Конъюнктуры Земли и времени. Геополитические и хронополитические интеллектуальные расследования (Цымбурский) - страница 259

Как только мыслители отходят от этого модуса – отходят вместе с народами, – начинаются споры, приведшие в XX веке к двум общеизвестным доктринам, политически одинаково абсурдным. Одна из них – в вариантах, носящих имена Ганса Кельзена и Гуго Краббе, – предполагает для новейшего времени растворение боденовского «не связанного законами» суверенитета в верховном законе: предполагается либо то, что верховенство конституции в жизни государства снимает вопрос о суверенитете (Кельзен), либо – что суверена следует видеть в самой конституции (Краббе).

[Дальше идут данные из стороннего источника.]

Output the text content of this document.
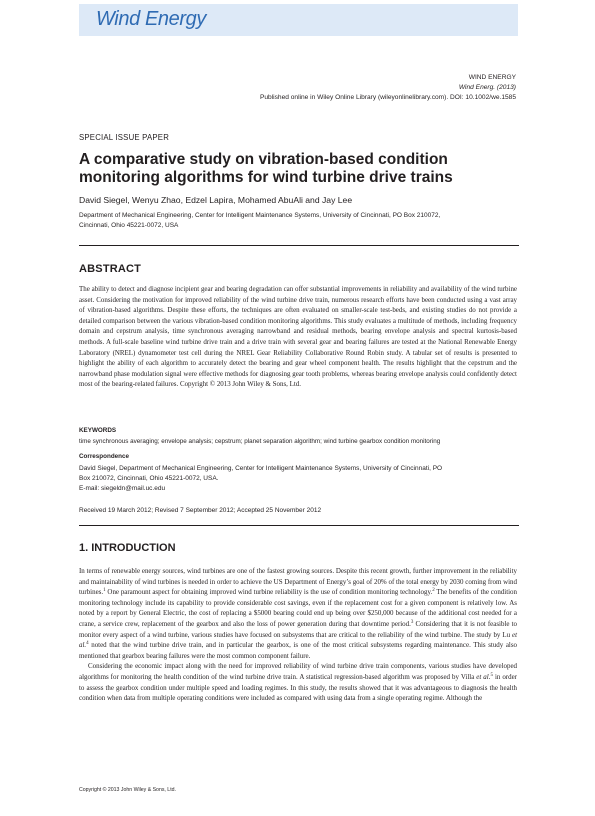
Wind Energy
WIND ENERGY
Wind Energ. (2013)
Published online in Wiley Online Library (wileyonlinelibrary.com). DOI: 10.1002/we.1585
SPECIAL ISSUE PAPER
A comparative study on vibration-based condition
monitoring algorithms for wind turbine drive trains
David Siegel, Wenyu Zhao, Edzel Lapira, Mohamed AbuAli and Jay Lee
Department of Mechanical Engineering, Center for Intelligent Maintenance Systems, University of Cincinnati, PO Box 210072,
Cincinnati, Ohio 45221-0072, USA
ABSTRACT
The ability to detect and diagnose incipient gear and bearing degradation can offer substantial improvements in reliability and availability of the wind turbine asset. Considering the motivation for improved reliability of the wind turbine drive train, numerous research efforts have been conducted using a vast array of vibration-based algorithms. Despite these efforts, the techniques are often evaluated on smaller-scale test-beds, and existing studies do not provide a detailed comparison between the various vibration-based condition monitoring algorithms. This study evaluates a multitude of methods, including frequency domain and cepstrum analysis, time synchronous averaging narrowband and residual methods, bearing envelope analysis and spectral kurtosis-based methods. A full-scale baseline wind turbine drive train and a drive train with several gear and bearing failures are tested at the National Renewable Energy Laboratory (NREL) dynamometer test cell during the NREL Gear Reliability Collaborative Round Robin study. A tabular set of results is presented to highlight the ability of each algorithm to accurately detect the bearing and gear wheel component health. The results highlight that the cepstrum and the narrowband phase modulation signal were effective methods for diagnosing gear tooth problems, whereas bearing envelope analysis could confidently detect most of the bearing-related failures. Copyright © 2013 John Wiley & Sons, Ltd.
KEYWORDS
time synchronous averaging; envelope analysis; cepstrum; planet separation algorithm; wind turbine gearbox condition monitoring
Correspondence
David Siegel, Department of Mechanical Engineering, Center for Intelligent Maintenance Systems, University of Cincinnati, PO
Box 210072, Cincinnati, Ohio 45221-0072, USA.
E-mail: siegeldn@mail.uc.edu
Received 19 March 2012; Revised 7 September 2012; Accepted 25 November 2012
1. INTRODUCTION

In terms of renewable energy sources, wind turbines are one of the fastest growing sources. Despite this recent growth, further improvement in the reliability and maintainability of wind turbines is needed in order to achieve the US Department of Energy’s goal of 20% of the total energy by 2030 coming from wind turbines.$^1$ One paramount aspect for obtaining improved wind turbine reliability is the use of condition monitoring technology.$^2$ The benefits of the condition monitoring technology include its capability to provide considerable cost savings, even if the replacement cost for a given component is relatively low. As noted by a report by General Electric, the cost of replacing a $5000 bearing could end up being over $250,000 because of the additional cost needed for a crane, a service crew, replacement of the gearbox and also the loss of power generation during that downtime period.$^3$ Considering that it is not feasible to monitor every aspect of a wind turbine, various studies have focused on subsystems that are critical to the reliability of the wind turbine. The study by Lu et al.$^4$ noted that the wind turbine drive train, and in particular the gearbox, is one of the most critical subsystems regarding maintenance. This study also mentioned that gearbox bearing failures were the most common component failure.

Considering the economic impact along with the need for improved reliability of wind turbine drive train components, various studies have developed algorithms for monitoring the health condition of the wind turbine drive train. A statistical regression-based algorithm was proposed by Villa et al.$^5$ in order to assess the gearbox condition under multiple speed and loading regimes. In this study, the results showed that it was advantageous to diagnosis the health condition when data from multiple operating conditions were included as compared with using data from a single operating regime. Although the

Copyright © 2013 John Wiley & Sons, Ltd.
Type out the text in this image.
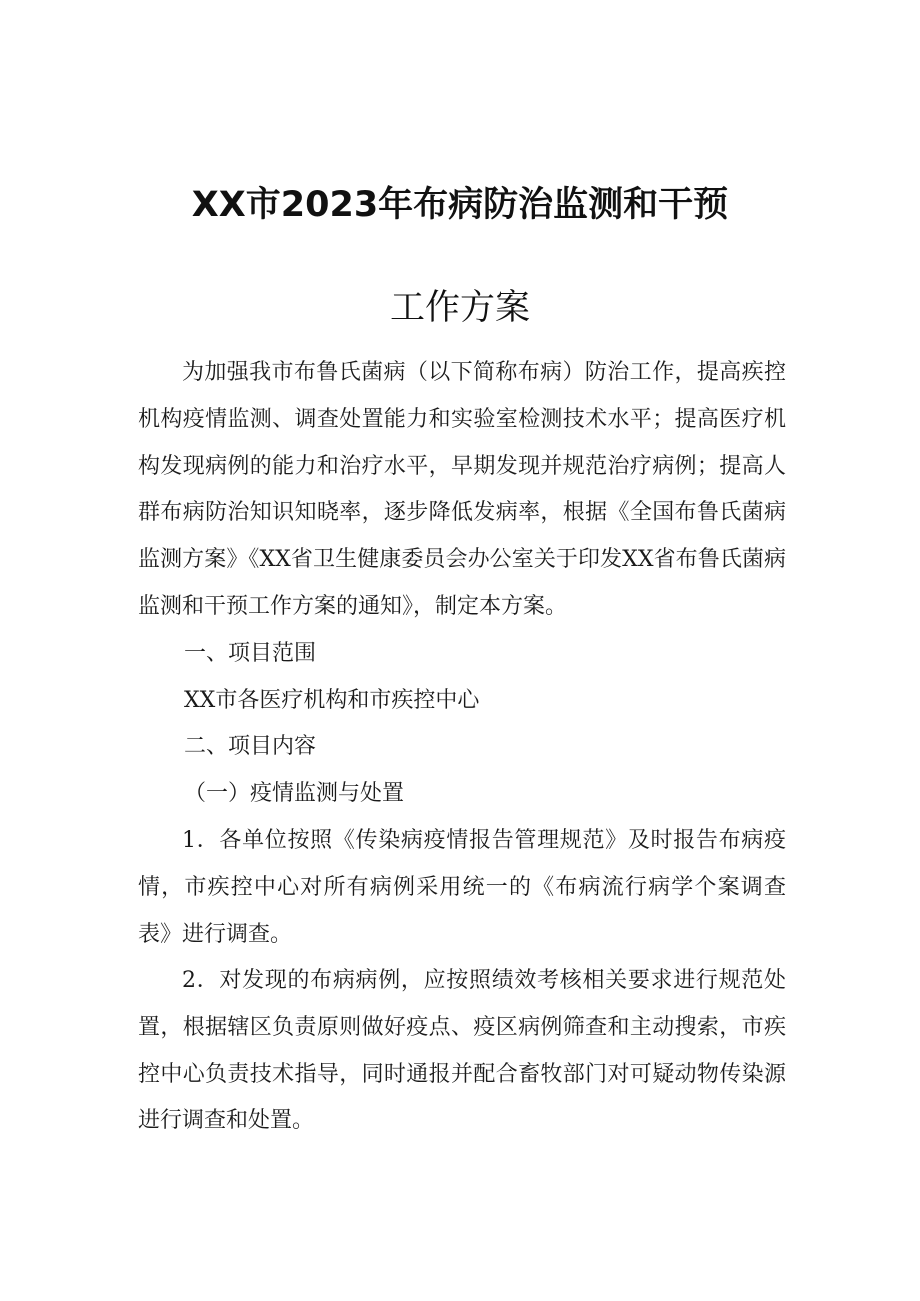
XX市2023年布病防治监测和干预
工作方案

为加强我市布鲁氏菌病（以下简称布病）防治工作，提高疾控机构疫情监测、调查处置能力和实验室检测技术水平；提高医疗机构发现病例的能力和治疗水平，早期发现并规范治疗病例；提高人群布病防治知识知晓率，逐步降低发病率，根据《全国布鲁氏菌病监测方案》《XX省卫生健康委员会办公室关于印发XX省布鲁氏菌病监测和干预工作方案的通知》，制定本方案。

一、项目范围
XX市各医疗机构和市疾控中心
二、项目内容
（一）疫情监测与处置

1．各单位按照《传染病疫情报告管理规范》及时报告布病疫情，市疾控中心对所有病例采用统一的《布病流行病学个案调查表》进行调查。

2．对发现的布病病例，应按照绩效考核相关要求进行规范处置，根据辖区负责原则做好疫点、疫区病例筛查和主动搜索，市疾控中心负责技术指导，同时通报并配合畜牧部门对可疑动物传染源进行调查和处置。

Осмеивая эти решения, язвительный Карл Шмитт доказательно выводил их из условий современного государства, «в котором профессиональное чиновничество отождествляется с государством как самостоятельная властная сила и отношения чиновников представляются как нечто специфически публично-правовое, отличное от обычных служебных отношений» [Шмитт 2000: 39]. С политической точки зрения доктрина Краббе – Кельзена заслуживает следующего соображения. Суверенитет – геополитичен. В эпоху конституционных режимов любая конституция действует внутри границ, за которыми кончается ее сила и начинается правовое верховенство другой конституции. Но чем определяется это размежевание? Сами по себе конституции между собой никогда не спорили за пространство, не нападали одна на другую, не воевали и не договаривались друг с другом, не признавали одна другую как хозяек на своих территориях. Политически вопрос стоит так: между кем и кем разделялась земля на пространства, где конкретные конституции могут юридически верховодить?

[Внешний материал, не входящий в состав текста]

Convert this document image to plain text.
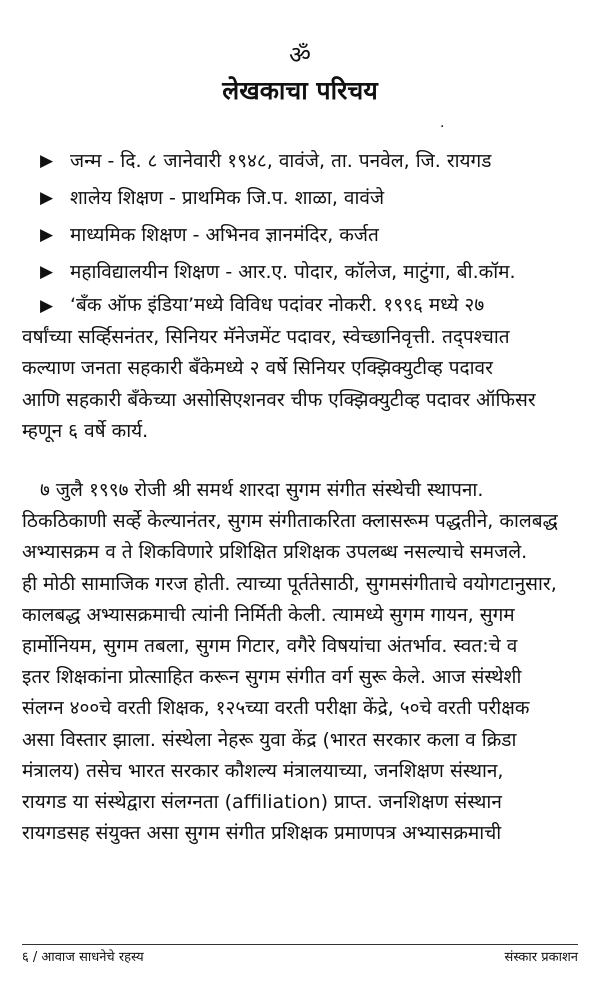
ॐ
लेखकाचा परिचय
.
▶ जन्म - दि. ८ जानेवारी १९४८, वावंजे, ता. पनवेल, जि. रायगड
▶ शालेय शिक्षण - प्राथमिक जि.प. शाळा, वावंजे
▶ माध्यमिक शिक्षण - अभिनव ज्ञानमंदिर, कर्जत
▶ महाविद्यालयीन शिक्षण - आर.ए. पोदार, कॉलेज, माटुंगा, बी.कॉम.
▶ ‘बँक ऑफ इंडिया’मध्ये विविध पदांवर नोकरी. १९९६ मध्ये २७
वर्षांच्या सर्व्हिसनंतर, सिनियर मॅनेजमेंट पदावर, स्वेच्छानिवृत्ती. तद्पश्चात
कल्याण जनता सहकारी बँकेमध्ये २ वर्षे सिनियर एक्झिक्युटीव्ह पदावर
आणि सहकारी बँकेच्या असोसिएशनवर चीफ एक्झिक्युटीव्ह पदावर ऑफिसर
म्हणून ६ वर्षे कार्य.
७ जुलै १९९७ रोजी श्री समर्थ शारदा सुगम संगीत संस्थेची स्थापना.
ठिकठिकाणी सर्व्हे केल्यानंतर, सुगम संगीताकरिता क्लासरूम पद्धतीने, कालबद्ध
अभ्यासक्रम व ते शिकविणारे प्रशिक्षित प्रशिक्षक उपलब्ध नसल्याचे समजले.
ही मोठी सामाजिक गरज होती. त्याच्या पूर्ततेसाठी, सुगमसंगीताचे वयोगटानुसार,
कालबद्ध अभ्यासक्रमाची त्यांनी निर्मिती केली. त्यामध्ये सुगम गायन, सुगम
हार्मोनियम, सुगम तबला, सुगम गिटार, वगैरे विषयांचा अंतर्भाव. स्वत:चे व
इतर शिक्षकांना प्रोत्साहित करून सुगम संगीत वर्ग सुरू केले. आज संस्थेशी
संलग्न ४००चे वरती शिक्षक, १२५च्या वरती परीक्षा केंद्रे, ५०चे वरती परीक्षक
असा विस्तार झाला. संस्थेला नेहरू युवा केंद्र (भारत सरकार कला व क्रिडा
मंत्रालय) तसेच भारत सरकार कौशल्य मंत्रालयाच्या, जनशिक्षण संस्थान,
रायगड या संस्थेद्वारा संलग्नता (affiliation) प्राप्त. जनशिक्षण संस्थान
रायगडसह संयुक्त असा सुगम संगीत प्रशिक्षक प्रमाणपत्र अभ्यासक्रमाची
६ / आवाज साधनेचे रहस्य	संस्कार प्रकाशन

Отвергнув эту доктрину, Шмитт предложил свою, знаменитую провокативной броскостью: «Суверен тот, кто принимает решение о чрезвычайном положении» – а именно когда государству грозит опасность, не предусмотренная законами [Шмитт 2000: 15]. Собратья по юридическому цеху имели все основания упрекать Шмитта в беззаконном смешении «суверенитета» и «компетенции», но этот мыслитель на то и шел, заявляя, что о самом суверенитете спорить бессмысленно, а можно – лишь о том, кому его приписать. Для меня всего важнее то, что в XX веке, с закатом великих европейских монархий, язык политики уверенно отличает носителя суверенитета от того, кто принимает любое сколь угодно ответственное решение. Немыслимо утверждать, будто в 1938 году между фюрером Адольфом Гитлером и президентом Эдвардом Бенешем шел спор за суверенитет того или другого из них над Судетами. Мы говорим, что Борис Ельцин, расстреливая Верховный Совет России из танков, тягался за свою верховную власть – но не решимся ни сказать, ни написать, что он боролся «за свой суверенитет». Михаил Горбачев и Эдуард Шеварднадзе в конце 1980-х не свой суверенитет над акваториями Берингова моря сдавали американцам. В наше время (за исключением короля Саудовской Аравии и нескольких подобных ему фигур) те, кто принимает решения, не считаются за суверенов. Вопрос о том, «кто в лесу хозяин», может быть практически очень значимым, но в политике он ставится вовсе не так, как это делает Шмитт.